(Mark King sent me an interesting message on LinkedIn. So I thought I’d use it to try a new experiment and add a guest post to my not-a-newsletter. Please do give me your feedback, because I am curious as to whether you, the readers, think that an occasional guest post will add to the quality of the debate and discussion that I personally value. And should I post it here or to the new Substack Notes?)
Dave Birch is right to seek a debate, but it’s non-trivial to arrange in the UK, starting with having a permanent civil service unable to question the Minister’s public endorsement of some fashionable misunderstanding. Yet those of us retired or escaped are old and wise and never wrong, but sometimes not quite right.
The Lords now have too many single issue fanatics, to the phrase of the late Bernard Levin, and the UN is otherwise entangled, but perhaps the OECD can help us to get real harmony, and not the EU or Chinese version (unison) nor the US sort (antiphon).
The position feels much as it did in the ‘90s when trying to pick up the pieces after the Clipper Chip saga: an excellent solution for what it was designed for (US public sector use), and a complete no-no for what it was suggested as a panacea for.
Then as now, the two main blocks appear to be inconsistent vocabulary and the explicit constraints of Germanic law (including anglo-speaking saxon-thinking US policy). Any system which would not work with a copy of itself is not a sound basis for a unified international model.
Clearly ‘the answer’ has to include blockchain; it may well not look remotely like anything we who understand the details of distributed systems might call blockchain, perhaps no more than a Merkle forest, but it will have to be called blockchain – just like privacy has grown in one generation from ‘shutting the door but not locking it’ to a fundamental human right like paid holiday that we still can’t explain to the Yanomami.
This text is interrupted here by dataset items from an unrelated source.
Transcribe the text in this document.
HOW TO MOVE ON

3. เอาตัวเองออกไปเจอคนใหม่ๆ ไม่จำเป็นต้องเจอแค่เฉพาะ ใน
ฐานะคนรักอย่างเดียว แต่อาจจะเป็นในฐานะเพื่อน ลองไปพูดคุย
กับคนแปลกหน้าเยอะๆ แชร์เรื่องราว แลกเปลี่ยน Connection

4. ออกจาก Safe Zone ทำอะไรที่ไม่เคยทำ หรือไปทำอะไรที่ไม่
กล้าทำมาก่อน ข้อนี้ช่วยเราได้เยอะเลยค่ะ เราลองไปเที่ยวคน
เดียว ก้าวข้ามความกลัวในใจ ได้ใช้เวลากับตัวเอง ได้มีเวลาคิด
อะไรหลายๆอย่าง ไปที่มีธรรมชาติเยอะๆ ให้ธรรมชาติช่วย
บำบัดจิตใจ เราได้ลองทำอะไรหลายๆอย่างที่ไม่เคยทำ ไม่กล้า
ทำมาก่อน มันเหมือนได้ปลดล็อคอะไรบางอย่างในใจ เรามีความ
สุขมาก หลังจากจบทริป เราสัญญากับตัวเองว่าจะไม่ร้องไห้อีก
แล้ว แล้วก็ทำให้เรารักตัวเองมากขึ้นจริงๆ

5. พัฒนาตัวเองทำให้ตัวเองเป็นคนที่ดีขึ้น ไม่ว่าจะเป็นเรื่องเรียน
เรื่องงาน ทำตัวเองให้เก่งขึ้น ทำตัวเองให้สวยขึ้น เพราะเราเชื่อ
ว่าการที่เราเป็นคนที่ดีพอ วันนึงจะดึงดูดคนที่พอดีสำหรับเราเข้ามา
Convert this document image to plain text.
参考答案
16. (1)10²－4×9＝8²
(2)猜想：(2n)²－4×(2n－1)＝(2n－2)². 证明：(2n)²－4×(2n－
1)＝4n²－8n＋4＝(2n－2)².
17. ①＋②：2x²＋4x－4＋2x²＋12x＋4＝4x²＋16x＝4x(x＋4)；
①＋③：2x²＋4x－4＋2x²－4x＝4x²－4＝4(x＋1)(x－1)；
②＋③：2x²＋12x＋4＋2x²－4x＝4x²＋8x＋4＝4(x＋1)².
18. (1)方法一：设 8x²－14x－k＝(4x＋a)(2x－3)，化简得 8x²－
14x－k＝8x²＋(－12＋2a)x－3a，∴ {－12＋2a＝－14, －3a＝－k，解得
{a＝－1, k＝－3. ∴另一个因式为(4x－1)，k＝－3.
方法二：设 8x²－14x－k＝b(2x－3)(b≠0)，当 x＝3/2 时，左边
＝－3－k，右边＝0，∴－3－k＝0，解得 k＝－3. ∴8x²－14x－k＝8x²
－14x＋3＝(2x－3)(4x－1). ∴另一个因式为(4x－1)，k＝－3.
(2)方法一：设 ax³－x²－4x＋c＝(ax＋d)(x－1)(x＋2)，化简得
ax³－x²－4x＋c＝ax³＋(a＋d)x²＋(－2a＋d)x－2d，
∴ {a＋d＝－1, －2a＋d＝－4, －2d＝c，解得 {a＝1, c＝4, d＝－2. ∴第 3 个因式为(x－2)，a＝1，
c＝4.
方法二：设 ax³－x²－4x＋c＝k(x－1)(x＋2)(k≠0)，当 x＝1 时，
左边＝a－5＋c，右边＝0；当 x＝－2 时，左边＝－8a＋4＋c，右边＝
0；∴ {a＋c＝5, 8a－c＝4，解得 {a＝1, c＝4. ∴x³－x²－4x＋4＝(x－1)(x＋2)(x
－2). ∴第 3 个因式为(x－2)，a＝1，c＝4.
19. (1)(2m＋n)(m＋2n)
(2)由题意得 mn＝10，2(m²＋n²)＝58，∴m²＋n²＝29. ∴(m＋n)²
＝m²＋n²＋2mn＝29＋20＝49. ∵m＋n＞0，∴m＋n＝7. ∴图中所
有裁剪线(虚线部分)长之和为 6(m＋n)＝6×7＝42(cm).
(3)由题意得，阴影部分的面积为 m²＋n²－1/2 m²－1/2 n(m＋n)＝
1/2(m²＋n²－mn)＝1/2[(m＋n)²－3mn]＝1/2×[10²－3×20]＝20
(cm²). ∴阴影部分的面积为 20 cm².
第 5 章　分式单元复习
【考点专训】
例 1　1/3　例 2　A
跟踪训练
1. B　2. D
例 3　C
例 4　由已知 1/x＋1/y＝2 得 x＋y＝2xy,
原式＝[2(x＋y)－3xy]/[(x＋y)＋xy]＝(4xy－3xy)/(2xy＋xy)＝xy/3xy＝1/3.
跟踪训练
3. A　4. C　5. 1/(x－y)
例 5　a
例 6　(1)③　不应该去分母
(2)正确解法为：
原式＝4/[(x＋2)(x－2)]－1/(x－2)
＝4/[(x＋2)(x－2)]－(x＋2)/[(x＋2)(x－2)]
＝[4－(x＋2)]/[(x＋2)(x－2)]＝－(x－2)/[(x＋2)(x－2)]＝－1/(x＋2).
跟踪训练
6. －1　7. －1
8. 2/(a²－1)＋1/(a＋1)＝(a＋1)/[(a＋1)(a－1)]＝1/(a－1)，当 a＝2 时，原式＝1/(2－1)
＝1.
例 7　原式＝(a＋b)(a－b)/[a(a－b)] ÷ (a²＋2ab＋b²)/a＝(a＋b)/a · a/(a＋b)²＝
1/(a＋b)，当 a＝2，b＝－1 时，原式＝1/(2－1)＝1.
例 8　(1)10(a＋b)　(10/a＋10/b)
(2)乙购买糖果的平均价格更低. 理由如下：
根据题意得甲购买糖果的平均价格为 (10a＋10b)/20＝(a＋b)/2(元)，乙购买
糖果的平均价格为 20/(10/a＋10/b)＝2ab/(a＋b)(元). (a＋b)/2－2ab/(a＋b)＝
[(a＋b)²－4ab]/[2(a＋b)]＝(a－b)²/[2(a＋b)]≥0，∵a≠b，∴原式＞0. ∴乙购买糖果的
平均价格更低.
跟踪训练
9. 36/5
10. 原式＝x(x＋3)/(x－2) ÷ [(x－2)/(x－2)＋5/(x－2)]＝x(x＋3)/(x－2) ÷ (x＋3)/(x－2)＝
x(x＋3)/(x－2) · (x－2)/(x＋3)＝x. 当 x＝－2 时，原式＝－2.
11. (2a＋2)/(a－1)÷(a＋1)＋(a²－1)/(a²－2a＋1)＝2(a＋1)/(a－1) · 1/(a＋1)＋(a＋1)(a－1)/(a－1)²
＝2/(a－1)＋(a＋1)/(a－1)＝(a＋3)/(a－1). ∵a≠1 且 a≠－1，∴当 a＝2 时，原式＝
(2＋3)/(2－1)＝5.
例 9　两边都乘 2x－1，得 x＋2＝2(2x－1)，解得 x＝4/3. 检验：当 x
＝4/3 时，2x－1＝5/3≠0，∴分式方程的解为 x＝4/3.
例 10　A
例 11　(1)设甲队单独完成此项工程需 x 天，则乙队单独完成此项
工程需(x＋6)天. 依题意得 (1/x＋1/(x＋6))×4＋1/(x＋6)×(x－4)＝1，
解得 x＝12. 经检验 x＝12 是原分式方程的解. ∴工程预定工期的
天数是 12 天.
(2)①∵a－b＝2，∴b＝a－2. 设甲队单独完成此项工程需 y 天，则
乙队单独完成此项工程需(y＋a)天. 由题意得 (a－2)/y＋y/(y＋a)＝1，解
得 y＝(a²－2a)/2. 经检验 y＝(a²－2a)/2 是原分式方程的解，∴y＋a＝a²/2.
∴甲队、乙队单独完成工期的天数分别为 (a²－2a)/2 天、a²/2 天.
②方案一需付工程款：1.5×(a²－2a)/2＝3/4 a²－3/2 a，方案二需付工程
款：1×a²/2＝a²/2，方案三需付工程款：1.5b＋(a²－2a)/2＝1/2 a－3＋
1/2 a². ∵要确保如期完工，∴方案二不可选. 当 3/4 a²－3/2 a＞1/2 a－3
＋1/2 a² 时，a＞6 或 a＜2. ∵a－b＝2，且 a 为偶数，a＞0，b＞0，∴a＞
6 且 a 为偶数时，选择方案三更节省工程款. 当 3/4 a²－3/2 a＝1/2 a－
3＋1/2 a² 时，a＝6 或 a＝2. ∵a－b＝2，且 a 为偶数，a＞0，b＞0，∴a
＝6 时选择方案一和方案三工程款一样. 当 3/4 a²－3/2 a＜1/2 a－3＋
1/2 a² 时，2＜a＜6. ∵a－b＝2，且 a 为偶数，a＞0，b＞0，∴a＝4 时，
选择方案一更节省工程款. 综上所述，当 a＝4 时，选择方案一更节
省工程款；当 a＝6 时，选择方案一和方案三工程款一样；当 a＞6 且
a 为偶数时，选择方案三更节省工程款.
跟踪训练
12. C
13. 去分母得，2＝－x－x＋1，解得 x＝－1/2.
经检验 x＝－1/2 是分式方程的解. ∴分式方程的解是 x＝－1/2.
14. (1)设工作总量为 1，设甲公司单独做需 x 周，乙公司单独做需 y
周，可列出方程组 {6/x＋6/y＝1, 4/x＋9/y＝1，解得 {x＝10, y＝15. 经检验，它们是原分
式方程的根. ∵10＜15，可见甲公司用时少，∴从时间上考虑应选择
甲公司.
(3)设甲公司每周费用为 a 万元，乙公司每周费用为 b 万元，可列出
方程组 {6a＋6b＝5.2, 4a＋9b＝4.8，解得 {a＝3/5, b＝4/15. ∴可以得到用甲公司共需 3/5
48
There seems to be an aspiration for a business model of providing so-called ‘trust services’ that we never needed before – and who better to provide them than the banks? It’s not obvious that going from my bank-managed wallet to yours is just more complex and less easily accountable process than the current system of accounts. And let’s forget not innovation, which, like trust, is terribly important, just like the supposedly technology-neutral technical standards were are encouraged to promote, rather than worrying ourselves about inherent trustworthiness.
We should be thinking of cash as just a degenerate case of bonds: ones with immediate maturity. At some point the laws of physics need to make an appearance. These days you can have a bank run in London before the speed of light allows the news to get to Tasmania. So we may have to dust-off the policies from the days of Clipper ship speed limitations. Either the issue of what happens when (not if) there is double spending of tokens needs to be addressed, or we look for something such as the spooky Quantum action-at-a-distance so the recipient gets/observes the toquen (which can only be done once in the universe, so would work for Martian settlers) and is then automatically issued with a fresh one since the central bank’s paired anti-toquen has just collapsed. Like car engines, we don’t have to even pretend to understand them to use them. Getting lawyers to understand causaloids is left as an exercise for another generation.